1993年に起きたこの事件を全く知らず、ネットで調べようもあまりヒットせず、この凄惨な事件に対してこの情報量認知度、、、
監督は事件を風化させないようにとメガホンを取ったそう

幻想シーンはまるでおとぎ話のように美しい画だけど、それに混じり合う現実シーンはあまりにも残酷で救いようがない。
現実シーンの代わり映えしない淡々とした少年の状況はトラウマに近い感覚を覚えました。

それでも、序盤のふたりのやりとりやシチリアの自然の美しさはほんとうにきれいだった ほんとうにほんとうに
だからこそ、それを愛していた少年にまた自由を与えてほしかったって気持ちが強く強くなっていったんだと思う。

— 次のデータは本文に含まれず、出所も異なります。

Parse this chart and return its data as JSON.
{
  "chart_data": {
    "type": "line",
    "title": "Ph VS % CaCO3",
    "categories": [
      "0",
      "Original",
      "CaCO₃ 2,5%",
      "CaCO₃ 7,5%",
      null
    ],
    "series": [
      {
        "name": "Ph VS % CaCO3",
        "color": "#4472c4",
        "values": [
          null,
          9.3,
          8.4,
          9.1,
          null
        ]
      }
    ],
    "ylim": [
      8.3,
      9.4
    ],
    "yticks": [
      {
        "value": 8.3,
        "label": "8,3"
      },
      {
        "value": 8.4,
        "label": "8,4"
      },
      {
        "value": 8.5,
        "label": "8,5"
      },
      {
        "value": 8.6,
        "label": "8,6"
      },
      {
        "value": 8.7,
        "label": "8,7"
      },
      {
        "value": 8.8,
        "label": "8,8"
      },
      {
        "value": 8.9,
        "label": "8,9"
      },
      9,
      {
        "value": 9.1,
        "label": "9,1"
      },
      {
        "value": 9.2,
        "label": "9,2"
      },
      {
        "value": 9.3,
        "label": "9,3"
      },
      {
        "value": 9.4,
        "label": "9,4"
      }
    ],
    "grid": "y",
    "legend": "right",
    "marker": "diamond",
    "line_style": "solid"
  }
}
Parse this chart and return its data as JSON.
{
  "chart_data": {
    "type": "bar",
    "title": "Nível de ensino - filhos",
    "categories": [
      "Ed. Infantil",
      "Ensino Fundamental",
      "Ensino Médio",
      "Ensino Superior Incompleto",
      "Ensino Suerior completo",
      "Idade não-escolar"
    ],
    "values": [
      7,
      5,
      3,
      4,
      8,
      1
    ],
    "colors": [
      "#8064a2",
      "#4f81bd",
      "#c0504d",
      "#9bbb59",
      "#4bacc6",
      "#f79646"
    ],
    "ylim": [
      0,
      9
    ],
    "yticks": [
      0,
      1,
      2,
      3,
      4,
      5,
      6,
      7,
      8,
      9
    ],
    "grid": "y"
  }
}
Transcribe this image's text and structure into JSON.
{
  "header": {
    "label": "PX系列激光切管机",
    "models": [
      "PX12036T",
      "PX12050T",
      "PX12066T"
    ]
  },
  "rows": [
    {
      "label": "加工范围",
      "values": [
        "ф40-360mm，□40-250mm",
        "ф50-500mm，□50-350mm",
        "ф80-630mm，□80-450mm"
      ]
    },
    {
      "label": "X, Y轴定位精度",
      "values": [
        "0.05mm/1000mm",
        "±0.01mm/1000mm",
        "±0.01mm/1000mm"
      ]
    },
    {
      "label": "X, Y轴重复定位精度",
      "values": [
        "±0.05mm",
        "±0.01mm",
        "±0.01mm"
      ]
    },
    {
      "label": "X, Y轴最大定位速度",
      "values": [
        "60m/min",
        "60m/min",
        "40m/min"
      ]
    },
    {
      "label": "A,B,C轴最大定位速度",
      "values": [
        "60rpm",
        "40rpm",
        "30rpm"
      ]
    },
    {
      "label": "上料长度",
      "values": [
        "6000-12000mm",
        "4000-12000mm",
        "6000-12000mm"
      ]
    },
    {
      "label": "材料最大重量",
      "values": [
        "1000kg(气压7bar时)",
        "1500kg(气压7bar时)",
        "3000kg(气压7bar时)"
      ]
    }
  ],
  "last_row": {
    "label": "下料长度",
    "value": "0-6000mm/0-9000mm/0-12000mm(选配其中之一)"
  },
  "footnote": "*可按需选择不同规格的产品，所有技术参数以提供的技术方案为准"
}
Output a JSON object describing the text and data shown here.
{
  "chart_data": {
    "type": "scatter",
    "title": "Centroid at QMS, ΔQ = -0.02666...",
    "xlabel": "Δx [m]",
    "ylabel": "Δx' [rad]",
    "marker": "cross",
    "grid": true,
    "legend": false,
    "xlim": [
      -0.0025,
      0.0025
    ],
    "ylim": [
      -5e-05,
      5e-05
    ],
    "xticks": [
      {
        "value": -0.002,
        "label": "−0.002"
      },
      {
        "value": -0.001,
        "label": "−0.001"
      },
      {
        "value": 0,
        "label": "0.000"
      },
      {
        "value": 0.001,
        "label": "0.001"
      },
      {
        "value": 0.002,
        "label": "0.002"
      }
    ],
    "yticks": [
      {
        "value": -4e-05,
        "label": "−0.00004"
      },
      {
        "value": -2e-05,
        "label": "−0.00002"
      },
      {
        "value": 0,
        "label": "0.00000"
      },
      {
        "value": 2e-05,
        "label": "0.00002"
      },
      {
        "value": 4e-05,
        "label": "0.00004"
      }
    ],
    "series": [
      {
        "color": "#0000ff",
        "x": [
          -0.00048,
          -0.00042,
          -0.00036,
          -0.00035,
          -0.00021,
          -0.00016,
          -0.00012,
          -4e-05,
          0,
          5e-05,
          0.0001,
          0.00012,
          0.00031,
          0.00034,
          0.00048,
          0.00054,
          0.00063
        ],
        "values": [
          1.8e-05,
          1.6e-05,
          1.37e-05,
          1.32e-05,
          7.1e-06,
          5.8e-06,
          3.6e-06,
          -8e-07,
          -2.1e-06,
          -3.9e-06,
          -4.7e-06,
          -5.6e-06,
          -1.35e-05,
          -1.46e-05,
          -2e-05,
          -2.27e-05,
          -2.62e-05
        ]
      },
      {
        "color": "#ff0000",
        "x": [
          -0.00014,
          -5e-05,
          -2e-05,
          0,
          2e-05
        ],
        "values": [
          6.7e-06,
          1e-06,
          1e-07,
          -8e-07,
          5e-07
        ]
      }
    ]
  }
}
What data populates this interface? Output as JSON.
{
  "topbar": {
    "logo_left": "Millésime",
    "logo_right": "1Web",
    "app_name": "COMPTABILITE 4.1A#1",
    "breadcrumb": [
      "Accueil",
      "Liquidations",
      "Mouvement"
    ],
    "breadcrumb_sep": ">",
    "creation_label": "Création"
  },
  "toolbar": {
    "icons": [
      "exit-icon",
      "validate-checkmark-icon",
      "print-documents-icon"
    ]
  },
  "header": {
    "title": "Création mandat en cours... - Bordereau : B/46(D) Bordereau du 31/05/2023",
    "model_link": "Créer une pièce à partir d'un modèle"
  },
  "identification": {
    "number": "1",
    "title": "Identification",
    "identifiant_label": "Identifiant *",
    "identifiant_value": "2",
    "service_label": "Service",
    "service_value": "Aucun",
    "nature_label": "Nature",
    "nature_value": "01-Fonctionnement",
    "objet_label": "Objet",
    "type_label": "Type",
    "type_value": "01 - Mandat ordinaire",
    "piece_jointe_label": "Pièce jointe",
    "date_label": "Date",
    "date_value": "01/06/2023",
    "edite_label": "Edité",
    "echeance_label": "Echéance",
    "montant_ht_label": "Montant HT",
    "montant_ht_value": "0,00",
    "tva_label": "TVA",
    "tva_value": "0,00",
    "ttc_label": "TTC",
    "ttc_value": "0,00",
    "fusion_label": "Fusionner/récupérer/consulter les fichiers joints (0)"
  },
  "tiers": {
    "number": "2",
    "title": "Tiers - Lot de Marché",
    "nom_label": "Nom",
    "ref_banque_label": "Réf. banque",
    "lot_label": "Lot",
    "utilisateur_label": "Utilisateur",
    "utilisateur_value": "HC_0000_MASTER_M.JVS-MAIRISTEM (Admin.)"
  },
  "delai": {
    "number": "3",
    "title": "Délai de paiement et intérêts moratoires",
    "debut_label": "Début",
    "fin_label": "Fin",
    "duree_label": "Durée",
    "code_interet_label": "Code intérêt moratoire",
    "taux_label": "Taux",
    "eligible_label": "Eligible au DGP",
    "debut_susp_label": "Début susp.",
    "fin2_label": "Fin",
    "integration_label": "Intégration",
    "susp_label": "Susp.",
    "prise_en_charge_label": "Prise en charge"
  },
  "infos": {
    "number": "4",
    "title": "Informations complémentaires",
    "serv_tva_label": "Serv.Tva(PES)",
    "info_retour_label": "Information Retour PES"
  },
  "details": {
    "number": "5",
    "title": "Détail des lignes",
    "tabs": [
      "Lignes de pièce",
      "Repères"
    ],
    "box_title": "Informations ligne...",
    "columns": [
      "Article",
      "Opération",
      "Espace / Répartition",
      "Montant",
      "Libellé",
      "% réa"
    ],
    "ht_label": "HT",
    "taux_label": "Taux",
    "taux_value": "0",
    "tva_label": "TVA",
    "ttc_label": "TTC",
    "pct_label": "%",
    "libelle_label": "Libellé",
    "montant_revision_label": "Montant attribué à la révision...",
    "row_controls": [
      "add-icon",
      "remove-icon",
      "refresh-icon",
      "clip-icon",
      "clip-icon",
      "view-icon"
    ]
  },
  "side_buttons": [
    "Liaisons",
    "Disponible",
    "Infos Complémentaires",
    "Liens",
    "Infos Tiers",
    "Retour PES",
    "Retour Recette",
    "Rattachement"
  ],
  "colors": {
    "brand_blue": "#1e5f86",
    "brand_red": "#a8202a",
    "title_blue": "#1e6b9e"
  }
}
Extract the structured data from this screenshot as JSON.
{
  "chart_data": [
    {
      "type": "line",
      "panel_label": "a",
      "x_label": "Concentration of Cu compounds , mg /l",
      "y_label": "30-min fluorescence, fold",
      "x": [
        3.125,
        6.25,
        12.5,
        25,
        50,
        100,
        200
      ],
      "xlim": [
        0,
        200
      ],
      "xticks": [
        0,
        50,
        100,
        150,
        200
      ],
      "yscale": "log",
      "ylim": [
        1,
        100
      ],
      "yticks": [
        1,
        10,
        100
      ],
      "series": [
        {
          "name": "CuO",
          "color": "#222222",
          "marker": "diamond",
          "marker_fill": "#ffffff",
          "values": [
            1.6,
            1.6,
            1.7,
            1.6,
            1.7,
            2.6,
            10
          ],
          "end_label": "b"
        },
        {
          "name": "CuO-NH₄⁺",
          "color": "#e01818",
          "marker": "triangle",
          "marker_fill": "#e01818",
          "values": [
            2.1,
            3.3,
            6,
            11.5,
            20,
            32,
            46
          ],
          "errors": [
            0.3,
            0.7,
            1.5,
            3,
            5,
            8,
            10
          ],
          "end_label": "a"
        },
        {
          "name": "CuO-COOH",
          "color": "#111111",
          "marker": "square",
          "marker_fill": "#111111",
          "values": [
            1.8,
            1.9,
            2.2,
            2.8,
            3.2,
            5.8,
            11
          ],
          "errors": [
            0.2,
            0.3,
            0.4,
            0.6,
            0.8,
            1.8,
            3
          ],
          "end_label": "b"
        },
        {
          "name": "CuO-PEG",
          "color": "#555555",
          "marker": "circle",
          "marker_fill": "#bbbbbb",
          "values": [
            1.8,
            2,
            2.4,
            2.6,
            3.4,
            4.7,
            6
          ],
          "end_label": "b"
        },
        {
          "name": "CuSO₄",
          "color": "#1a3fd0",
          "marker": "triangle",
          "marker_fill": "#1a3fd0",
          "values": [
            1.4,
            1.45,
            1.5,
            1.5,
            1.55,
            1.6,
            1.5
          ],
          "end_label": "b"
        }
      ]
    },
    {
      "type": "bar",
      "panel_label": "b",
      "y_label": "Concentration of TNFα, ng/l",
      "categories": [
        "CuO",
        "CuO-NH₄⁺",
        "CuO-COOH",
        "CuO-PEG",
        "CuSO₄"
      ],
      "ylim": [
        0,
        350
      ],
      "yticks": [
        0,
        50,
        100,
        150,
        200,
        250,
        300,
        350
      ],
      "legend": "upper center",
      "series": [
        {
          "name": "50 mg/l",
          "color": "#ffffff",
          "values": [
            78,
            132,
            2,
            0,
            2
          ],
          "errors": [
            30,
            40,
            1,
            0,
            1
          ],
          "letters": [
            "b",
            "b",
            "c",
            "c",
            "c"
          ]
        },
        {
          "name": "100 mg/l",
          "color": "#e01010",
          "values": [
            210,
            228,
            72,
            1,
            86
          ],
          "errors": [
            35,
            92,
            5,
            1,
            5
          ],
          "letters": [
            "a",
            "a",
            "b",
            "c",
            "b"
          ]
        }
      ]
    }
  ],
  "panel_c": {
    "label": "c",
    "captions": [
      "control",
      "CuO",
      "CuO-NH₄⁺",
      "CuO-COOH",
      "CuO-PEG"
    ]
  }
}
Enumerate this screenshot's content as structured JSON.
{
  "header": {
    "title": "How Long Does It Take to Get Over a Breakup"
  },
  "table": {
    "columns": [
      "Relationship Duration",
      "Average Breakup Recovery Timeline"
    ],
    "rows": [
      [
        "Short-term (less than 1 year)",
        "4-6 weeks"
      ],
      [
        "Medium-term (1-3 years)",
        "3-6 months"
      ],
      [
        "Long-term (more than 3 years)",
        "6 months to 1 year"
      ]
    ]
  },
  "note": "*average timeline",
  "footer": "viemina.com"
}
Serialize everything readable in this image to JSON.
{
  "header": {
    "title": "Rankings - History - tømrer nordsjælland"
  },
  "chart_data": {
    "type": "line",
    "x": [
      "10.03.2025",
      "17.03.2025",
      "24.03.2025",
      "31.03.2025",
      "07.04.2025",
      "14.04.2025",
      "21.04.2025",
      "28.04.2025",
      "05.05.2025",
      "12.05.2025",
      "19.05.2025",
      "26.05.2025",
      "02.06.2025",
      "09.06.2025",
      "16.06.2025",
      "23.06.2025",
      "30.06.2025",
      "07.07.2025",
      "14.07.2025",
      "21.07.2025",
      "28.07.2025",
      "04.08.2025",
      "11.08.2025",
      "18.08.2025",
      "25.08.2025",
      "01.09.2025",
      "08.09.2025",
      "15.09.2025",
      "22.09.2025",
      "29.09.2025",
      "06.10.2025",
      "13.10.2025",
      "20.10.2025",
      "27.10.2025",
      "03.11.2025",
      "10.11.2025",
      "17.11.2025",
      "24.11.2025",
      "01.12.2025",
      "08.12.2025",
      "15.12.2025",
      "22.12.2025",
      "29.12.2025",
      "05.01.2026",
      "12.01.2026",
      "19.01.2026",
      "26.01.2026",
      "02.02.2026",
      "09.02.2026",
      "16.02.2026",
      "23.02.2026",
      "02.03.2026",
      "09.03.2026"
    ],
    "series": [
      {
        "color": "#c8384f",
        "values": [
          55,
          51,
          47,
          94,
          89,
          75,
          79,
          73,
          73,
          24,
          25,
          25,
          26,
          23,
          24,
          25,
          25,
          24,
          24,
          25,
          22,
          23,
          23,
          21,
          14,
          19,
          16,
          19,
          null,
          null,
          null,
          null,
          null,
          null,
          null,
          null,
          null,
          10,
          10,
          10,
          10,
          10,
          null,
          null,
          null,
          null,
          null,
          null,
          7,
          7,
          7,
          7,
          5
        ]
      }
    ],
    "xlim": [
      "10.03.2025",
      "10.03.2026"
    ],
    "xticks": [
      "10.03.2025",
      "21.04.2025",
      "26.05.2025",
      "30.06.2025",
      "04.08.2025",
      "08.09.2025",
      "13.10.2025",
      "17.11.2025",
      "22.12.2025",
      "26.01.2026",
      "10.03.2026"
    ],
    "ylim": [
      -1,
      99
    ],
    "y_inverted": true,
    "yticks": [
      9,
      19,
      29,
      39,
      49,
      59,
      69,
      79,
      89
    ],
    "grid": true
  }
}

彼が消えてから一瞬も彼を忘れなかった女の子、大人のだんまりに物ともせずに探し続ける姿はバットエンドを知りながらつらくも力強さに見惚れた
そんな中、夢の中で何度も何度も会う少年はいつも変わらずに美しく、監禁中の少年の姿を見たらどう思うのかどんなに辛いかと考えずにはいられなかった

あんまりにも残酷なストーリーで安易におすすめはできないけど、映像美、音響(素人でもわかる!重厚でかなり作品を引き立たせていた)、魅せ方、詩的、なにしろ事実を知ってほしいから見てほしいと思える作品だった
もし、このレビューを読んでくれてとことん悲しい気持ちになってしまったとしても作品としてのラストはどん底なだけではないから安心してしてください 少しだけ、少しだけ光がありました

あと、フクロウは生と死の間を行き来する賢鳥らしい。それを踏まえるとふむふむとなる🦉
あとあと、水は死であり、生命。2人をつなげる。たどり着く。